We have incentivized small business development through our Small Business Development Unit. To this end I am happy to report that the government of the Republic of China (Taiwan) has approved funding for our micro loan programme of $5 million, where we will offer loans of up to $100,000 to women of all ages and men under 35, to boost small and micro business ownership among women and our youth.
We have continually invested in technology and e-services to make government more responsive and user friendly. I am pleased that our citizens can now pay taxes online, water and electricity online and even renew their driver’s licenses online.
It is hope that has propelled us as a nation to continue dialogue with Canada to bring relief to our people seeking to travel there. That hope bore spectacular fruits, when just a month ago Canadian officials travelled to our country to collect biometrics from residents here hoping to travel to Canada. The savings to our people who did not have to travel to distant lands to secure a visa have been significant.
It is hope that has seen us as a people achieve the unprecedented milestone of having the number one passport in all of the Eastern Caribbean, number three in the entire Caribbean and number 26 in the entire world. Only hope and the indomitable will of a people fortified with hope could achieve such successes.
Let us then for our independence remain ever hopeful. It is that hope that will fortify our spirits and strengthen our sinews in times of difficulty. It is that hope that will permit us to confront and overcome all challenges that may come our way. It is that hope that will give us, as a people, the necessary confidence to face tomorrow.
That hope, my friends that audacious bold and courageous hope, has been and will continue to be our foundation as an island and a nation.

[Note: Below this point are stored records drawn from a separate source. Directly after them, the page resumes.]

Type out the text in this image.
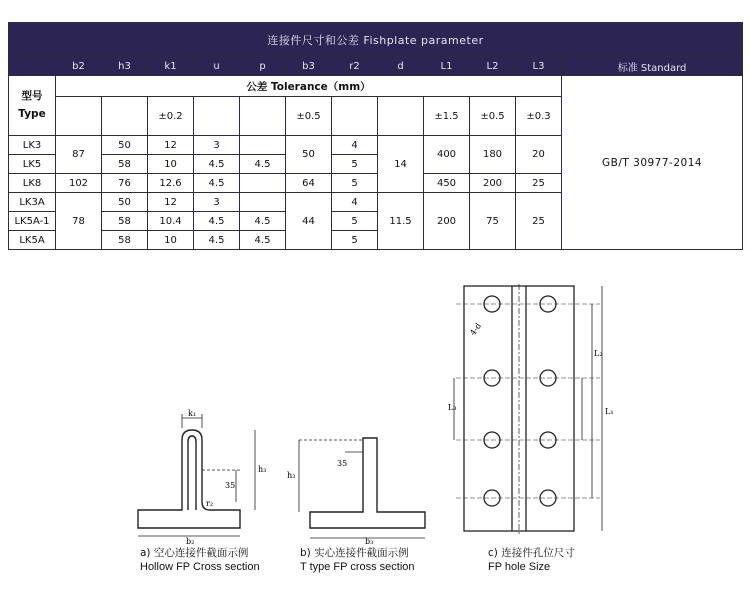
连接件尺寸和公差 Fishplate parameter												
	b2	h3	k1	u	p	b3	r2	d	L1	L2	L3	标准 Standard

型号
Type	公差 Tolerance（mm）											GB/T 30977-2014
			±0.2			±0.5			±1.5	±0.5	±0.3	
LK3	87	50	12	3		50	4	14	400	180	20	
LK5		58	10	4.5	4.5		5					
LK8	102	76	12.6	4.5		64	5		450	200	25	
LK3A	78	50	12	3		44	4	11.5	200	75	25	
LK5A-1		58	10.4	4.5	4.5		5					
LK5A		58	10	4.5	4.5		5					
k₁
35
h₃
r₂
b₂
h₃
35
b₃
4-d
L₁
L₂
L₃
a) 空心连接件截面示例
Hollow FP Cross section
b) 实心连接件截面示例
T type FP cross section
c) 连接件孔位尺寸
FP hole Size
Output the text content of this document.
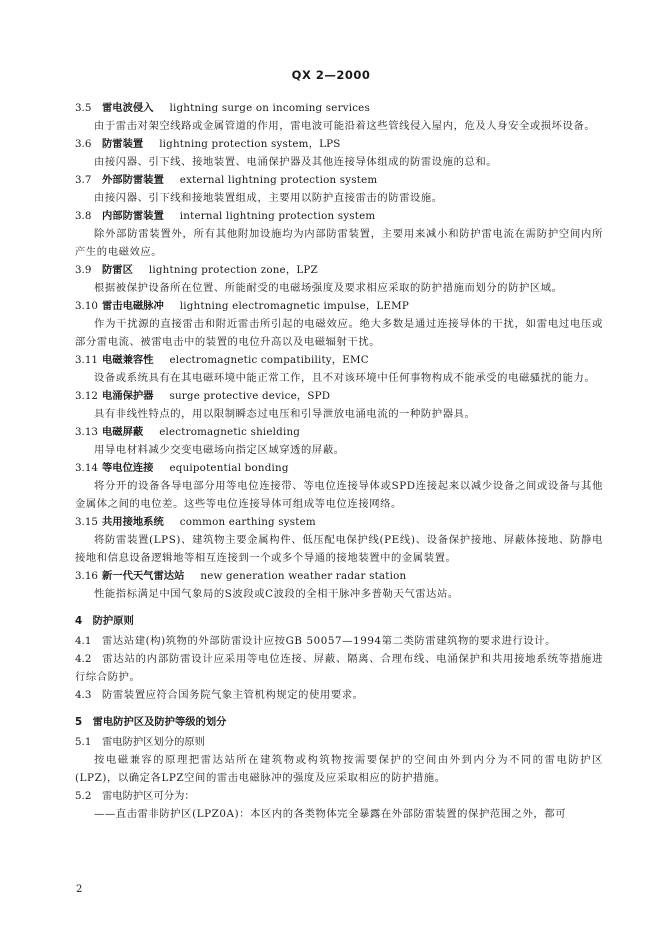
QX 2—2000
3.5 雷电波侵入 lightning surge on incoming services
由于雷击对架空线路或金属管道的作用，雷电波可能沿着这些管线侵入屋内，危及人身安全或损坏设备。
3.6 防雷装置 lightning protection system，LPS
由接闪器、引下线、接地装置、电涌保护器及其他连接导体组成的防雷设施的总和。
3.7 外部防雷装置 external lightning protection system
由接闪器、引下线和接地装置组成，主要用以防护直接雷击的防雷设施。
3.8 内部防雷装置 internal lightning protection system
除外部防雷装置外，所有其他附加设施均为内部防雷装置，主要用来减小和防护雷电流在需防护空间内所产生的电磁效应。
3.9 防雷区 lightning protection zone，LPZ
根据被保护设备所在位置、所能耐受的电磁场强度及要求相应采取的防护措施而划分的防护区域。
3.10 雷击电磁脉冲 lightning electromagnetic impulse，LEMP
作为干扰源的直接雷击和附近雷击所引起的电磁效应。绝大多数是通过连接导体的干扰，如雷电过电压或部分雷电流、被雷电击中的装置的电位升高以及电磁辐射干扰。
3.11 电磁兼容性 electromagnetic compatibility，EMC
设备或系统具有在其电磁环境中能正常工作，且不对该环境中任何事物构成不能承受的电磁骚扰的能力。
3.12 电涌保护器 surge protective device，SPD
具有非线性特点的，用以限制瞬态过电压和引导泄放电涌电流的一种防护器具。
3.13 电磁屏蔽 electromagnetic shielding
用导电材料减少交变电磁场向指定区域穿透的屏蔽。
3.14 等电位连接 equipotential bonding
将分开的设备各导电部分用等电位连接带、等电位连接导体或SPD连接起来以减少设备之间或设备与其他金属体之间的电位差。这些等电位连接导体可组成等电位连接网络。
3.15 共用接地系统 common earthing system
将防雷装置(LPS)、建筑物主要金属构件、低压配电保护线(PE线)、设备保护接地、屏蔽体接地、防静电接地和信息设备逻辑地等相互连接到一个或多个导通的接地装置中的金属装置。
3.16 新一代天气雷达站 new generation weather radar station
性能指标满足中国气象局的S波段或C波段的全相干脉冲多普勒天气雷达站。
4 防护原则
4.1 雷达站建(构)筑物的外部防雷设计应按GB 50057—1994第二类防雷建筑物的要求进行设计。
4.2 雷达站的内部防雷设计应采用等电位连接、屏蔽、隔离、合理布线、电涌保护和共用接地系统等措施进行综合防护。
4.3 防雷装置应符合国务院气象主管机构规定的使用要求。
5 雷电防护区及防护等级的划分
5.1 雷电防护区划分的原则
按电磁兼容的原理把雷达站所在建筑物或构筑物按需要保护的空间由外到内分为不同的雷电防护区(LPZ)，以确定各LPZ空间的雷击电磁脉冲的强度及应采取相应的防护措施。
5.2 雷电防护区可分为：
——直击雷非防护区(LPZ0A)：本区内的各类物体完全暴露在外部防雷装置的保护范围之外，都可
2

As we celebrate then our independence, let us remain ever hopeful for our future and that of our children. We well know that yesterday is past and tomorrow is not promised but that hope that led our forefathers to dream big dreams, remains our hope today so that you and I, your children and mine can imagine and consecrate our future together.
My fellow citizens, residents and friends, allow me to wish you a happy Independence 36. May you and your families continue to prosper, and may our beloved nation remain ever hopeful and ever grateful to Jehovah God for blessing so abundantly.
Thank you, and may God bless and keep you and our beloved island and Nation.